My father died of cancer, my mother died of cancer. Last year, my brother died. Of cancer. I am a bit obsessed. I admit it.

Now, today was the day a doctor told me, good food, more exercise, less stress ... and actually applauded our raw milk. Good grief. She recommended that I buy a book - an anti cancer book - and I came home, and looked at it online and realised, it was not a book I needed. It was in fact, a simplified, general public sort of a book, on a subject about which I have read at heavyweight, insider level and into which I have waded in real life ... but somehow ... I lost it.

The real deal is 'Nourishing Traditions' and I immediately knew. I had it. I needed to reclaim the joy we had in that most radical of expressions of freedom - the growing, rearing, fermenting, preparing, loving of your own food.

How is it we have these insights, as part of our own intentional journey, and then - well - lose them?

So I come home, filled with joy, passion and a reclaimed understanding of my mission. Only to realise that we have the family visiting this weekend, as well as a horse show to go to, and what I actually have to do, for the moment, is turn out the vast quantities of food I've planned for the weekend, yes planned, mind you - at my lowest ebb of intentionality - not even going to list it all - I have however just peeled, parboiled and frozen in bags, 80 potato pieces which over the course of the weekend will be mashed, boiled, roasted - and I have puddings (spelt, yes, and honey, but even so ...) and peanut butter cookies stacked high. Oh dear.

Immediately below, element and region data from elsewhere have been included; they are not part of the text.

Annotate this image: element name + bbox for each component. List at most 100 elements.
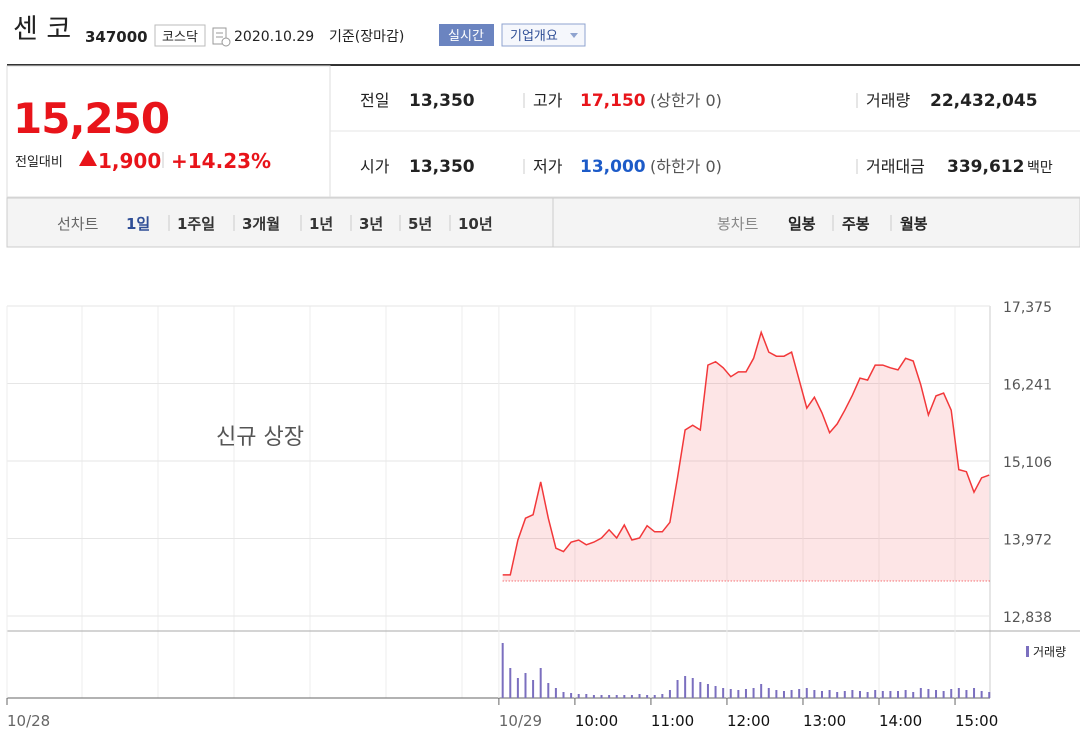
volume-legend: 거래량 — [1033, 645, 1066, 659]
volume-bar — [577, 694, 580, 698]
volume-bar — [813, 690, 816, 698]
volume-bar — [935, 690, 938, 698]
change-rate: +14.23% — [171, 149, 271, 173]
volume-bar — [668, 690, 671, 698]
volume-bar — [965, 690, 968, 698]
volume-bar — [729, 689, 732, 698]
volume-bar — [767, 688, 770, 698]
price-line — [502, 329, 990, 576]
volume-bar — [942, 691, 945, 698]
y-tick-label: 16,241 — [1003, 377, 1052, 393]
change: 1,900 — [98, 149, 161, 173]
volume-bar — [790, 690, 793, 698]
volume-bar — [501, 643, 504, 698]
calendar-icon — [212, 27, 231, 47]
volume-bar — [691, 678, 694, 698]
volume-bar — [760, 684, 763, 698]
volume-bar — [957, 688, 960, 698]
volume-bar — [897, 691, 900, 698]
volume-bar — [851, 690, 854, 698]
stat-value: 13,000 — [580, 157, 646, 177]
volume-bar — [950, 689, 953, 698]
volume-bar — [927, 689, 930, 698]
volume-bar — [509, 668, 512, 698]
stat-value: 13,350 — [409, 157, 475, 177]
volume-bar — [706, 684, 709, 698]
line-chart-label: 선차트 — [57, 215, 99, 233]
period-tab[interactable]: 1년 — [309, 215, 333, 233]
y-tick-label: 15,106 — [1003, 455, 1052, 471]
candle-tab[interactable]: 주봉 — [842, 215, 870, 233]
volume-bar — [881, 691, 884, 698]
volume-bar — [615, 695, 618, 698]
company-label: 기업개요 — [510, 29, 558, 44]
candle-tab[interactable]: 월봉 — [900, 215, 928, 233]
prev-day-grid — [81, 306, 463, 698]
volume-bar — [554, 688, 557, 698]
annotation: 신규 상장 — [216, 425, 304, 450]
x-tick-label: 14:00 — [879, 712, 922, 730]
volume-legend-swatch — [1026, 646, 1029, 657]
tab-bar — [6, 197, 1080, 248]
volume-bar — [737, 690, 740, 698]
dropdown-arrow — [570, 33, 578, 38]
company-button[interactable] — [501, 23, 586, 47]
volume-bar — [630, 695, 633, 698]
volume-bar — [676, 680, 679, 698]
period-tab[interactable]: 1주일 — [177, 215, 215, 233]
market-badge — [154, 24, 206, 47]
period-tab[interactable]: 10년 — [458, 215, 493, 233]
volume-bar — [858, 691, 861, 698]
x-tick-label: 15:00 — [955, 712, 998, 730]
volume-bar — [547, 683, 550, 698]
stat-note: (상한가 0) — [650, 91, 722, 110]
price-box — [6, 65, 331, 198]
x-tick-label: 10:00 — [575, 712, 618, 730]
volume-bar — [608, 695, 611, 698]
volume-bar — [638, 694, 641, 698]
x-tick-label: 12:00 — [727, 712, 770, 730]
candle-tab[interactable]: 일봉 — [788, 215, 816, 233]
volume-bar — [904, 690, 907, 698]
volume-bar — [775, 690, 778, 698]
stat-label: 저가 — [533, 157, 563, 176]
market-label: 코스닥 — [162, 30, 198, 45]
volume-bar — [820, 691, 823, 698]
volume-bar — [752, 688, 755, 698]
y-tick-label: 13,972 — [1003, 533, 1052, 549]
stat-label: 거래량 — [866, 91, 910, 110]
price: 15,250 — [13, 94, 169, 143]
stat-note: (하한가 0) — [650, 157, 722, 176]
volume-bar — [919, 688, 922, 698]
volume-bar — [843, 691, 846, 698]
candle-chart-label: 봉차트 — [717, 215, 759, 233]
period-tab[interactable]: 3개월 — [242, 215, 280, 233]
y-tick-label: 17,375 — [1003, 300, 1052, 316]
stock-name: 센 코 — [13, 14, 71, 45]
period-tab[interactable]: 5년 — [408, 215, 432, 233]
volume-bar — [798, 689, 801, 698]
period-tab[interactable]: 3년 — [359, 215, 383, 233]
volume-bar — [782, 691, 785, 698]
volume-bar — [714, 686, 717, 698]
up-arrow — [79, 150, 97, 166]
volume-bar — [722, 688, 725, 698]
stat-value: 22,432,045 — [930, 91, 1038, 111]
volume-bar — [562, 692, 565, 698]
stat-label: 거래대금 — [866, 157, 925, 176]
volume-bar — [592, 695, 595, 698]
period-tab[interactable]: 1일 — [126, 215, 150, 233]
stat-value: 339,612 — [947, 157, 1024, 177]
stat-unit: 백만 — [1027, 160, 1053, 176]
stat-label: 전일 — [360, 91, 389, 110]
realtime-button[interactable] — [439, 24, 494, 46]
volume-bar — [684, 676, 687, 698]
volume-bar — [524, 673, 527, 698]
volume-bar — [980, 691, 983, 698]
volume-bar — [973, 688, 976, 698]
y-tick-label: 12,838 — [1003, 610, 1052, 626]
stat-value: 17,150 — [580, 91, 646, 111]
volume-bar — [516, 678, 519, 698]
volume-bar — [874, 690, 877, 698]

Now, this is always happening to me. I know what I must do. But there's a stack of committments between me and ... it.

About to go into a tailspin of self pity, I realised, hey. We eat at least two or three meals a week produced entirely by US. (That's us, with God's grace) The meat, the eggs, the milk, the vegetables, the bread (OK, not growing the grain yet) We grew it all. I lost it a bit. But it's not the end of the world. I still have children who prefer not to eat shop bought bread at all, and eat raw vegetables for fun.

And my goat herd is about to be registered and named (watch this space) and I am going to get fresh, local vegetables into the hot little mits of local children if it kills me. So it's not all bad!

1 comments:

Ellen said...

I'll tell you how we have these intentional insights that we end up losing (at least in my case): life gets in the way. Yes, just general life and the living of it, our responsibilities, our commitments, our... you name it.

Well done on keeping your focus clear!